Ata Sikka - Marriage and Family



Marriage. In central Sikka and Sikka Natar, marriage is effected by the payment of bride-wealth, reckoned in goods classified as "male" (horses, elephant tusks, gold and silver coins, and cash). Counterprestations from wife givers to wife takers must be paid in classificatorily "female" goods (cloth, pigs, rice, and household furnishings and utensils). Men representing the wife-giving and wife-taking parties in a marriage formally and ceremonially negotiate bride-wealth. When agreement is reached a pig is provoked until it squeals, thereby announcing the marriage of the couple. A Catholic marriage ceremony follows within a few years, in some cases only after the birth of the first child. Marriage is monogamous. Marriage is forbidden (1) between a parent and child, an uncle and niece, or an aunt and nephew; (2) between siblings; (3) between the children of two brothers or the children of two sisters; and (4) between a boy and his father's sister's daughter. According to Arndt, in the past, the desired marriage was between a boy and his mother's brother's daughter. Since the beginning of this century the marriage of first cousins has been discouraged by the church. The people of Sikka Natar follow a rule of empat lapis (Indonesian: "four layers")—marriage between persons related no closer than as third cousins.

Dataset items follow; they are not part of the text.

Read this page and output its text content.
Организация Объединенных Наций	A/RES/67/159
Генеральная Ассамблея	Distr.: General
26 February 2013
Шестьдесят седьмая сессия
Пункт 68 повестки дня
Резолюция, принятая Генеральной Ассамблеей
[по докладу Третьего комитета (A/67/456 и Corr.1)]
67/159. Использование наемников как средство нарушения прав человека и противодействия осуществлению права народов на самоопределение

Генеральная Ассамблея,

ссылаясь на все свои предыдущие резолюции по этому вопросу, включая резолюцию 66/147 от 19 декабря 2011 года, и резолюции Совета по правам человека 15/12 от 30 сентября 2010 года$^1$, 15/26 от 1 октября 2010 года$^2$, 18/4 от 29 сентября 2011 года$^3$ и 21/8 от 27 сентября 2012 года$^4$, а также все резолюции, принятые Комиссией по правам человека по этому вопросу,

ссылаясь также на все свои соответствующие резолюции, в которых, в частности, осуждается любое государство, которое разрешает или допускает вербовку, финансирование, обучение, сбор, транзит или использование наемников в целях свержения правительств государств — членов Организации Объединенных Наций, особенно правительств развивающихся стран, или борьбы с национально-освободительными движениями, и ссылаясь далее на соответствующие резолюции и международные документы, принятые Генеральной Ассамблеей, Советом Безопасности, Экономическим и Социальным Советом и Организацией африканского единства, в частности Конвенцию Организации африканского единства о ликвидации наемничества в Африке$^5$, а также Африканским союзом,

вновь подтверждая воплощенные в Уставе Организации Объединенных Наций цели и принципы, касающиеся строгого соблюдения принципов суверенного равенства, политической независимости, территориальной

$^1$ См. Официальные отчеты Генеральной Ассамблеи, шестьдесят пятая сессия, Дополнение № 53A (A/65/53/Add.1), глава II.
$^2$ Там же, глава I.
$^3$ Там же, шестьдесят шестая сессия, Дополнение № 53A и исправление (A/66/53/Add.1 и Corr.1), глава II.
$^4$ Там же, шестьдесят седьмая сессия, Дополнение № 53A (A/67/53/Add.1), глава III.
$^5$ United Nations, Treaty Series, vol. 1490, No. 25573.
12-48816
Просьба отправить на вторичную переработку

The relations of alliance groups in central Sikka, and most remarkably in Sikka Natar, are ordered by complex exchanges of ceremonial goods and ritual services. Particular exchange cycles are initiated by bride-wealth and its counterprestations. While ceremonial exchange and affinal alliance are generally asymmetric, instances of symmetrical exchange occur within the asymmetric pattern. The mutual obligations of affinally related groups last during the marriage of two of their members and are especially important on the occasion of the death of a spouse. Reduced obligations to exchange goods and ritual services continue to link alliance groups after the death of both a husband and wife. Goods received either as bride-wealth ( ling wéling, "the clink of the coins"), classificatorily "male" goods, or as counterprestations ( 'utang labu wawi paré, "cloths, blouses, pigs, and rice"), classificatorily "female" goods, are distributed within the receiving group to persons standing in particular kin or affinal categories to the bride and groom. Of special significance are elephant tusks and ceremonial textiles ( 'utang ) made by the women of alliance groups. Elephant tusks are nonconsumable goods whose individual movements through exchange chart the histories of alliances in the community. Textiles of a kind and quality suitable for exchange for bride-wealth must be cut, sewn into sarongs, and worn by the women who receive them. They are thus consumable goods that must be constantly replaced by the labor of women. The ceremonial 'utang of Sikka Natar are especially notable in that motifs and the structure of motifs incorporated into the overall design of a cloth encode the maternal and paternal identity of the weaver. Once given in return for bride-wealth and worn by recipient women, these cloths exhibit publicly the identity of the wearer in terms of the alliance system of the community.

Throughout Sikka, marriage is by preference villageendogamous, except that royal and noble houses maneuver to increase their political influence by becoming wife givers to nobles of other villages. Arndt reports that a man may spend a year or more in the house of his wife or alternate residence between his own parents' and wife's parents' house before establishing a residence of his own, a practice still followed in Sikka Natar.

Domestic Unit. A household may include the elderly parents of either husband or wife and a recently married child with spouse. Ten Dam and Arndt report royal houses with up to fifty persons, although the average in Nita is ten per household.


Inheritance. Property is divided among male siblings, but, according to ten Dam, an elder brother may act on behalf of his other brothers to retain intact for another generation the household's dry fields. One child, with spouse, continues to reside with his or her parents and eventually inherits the house.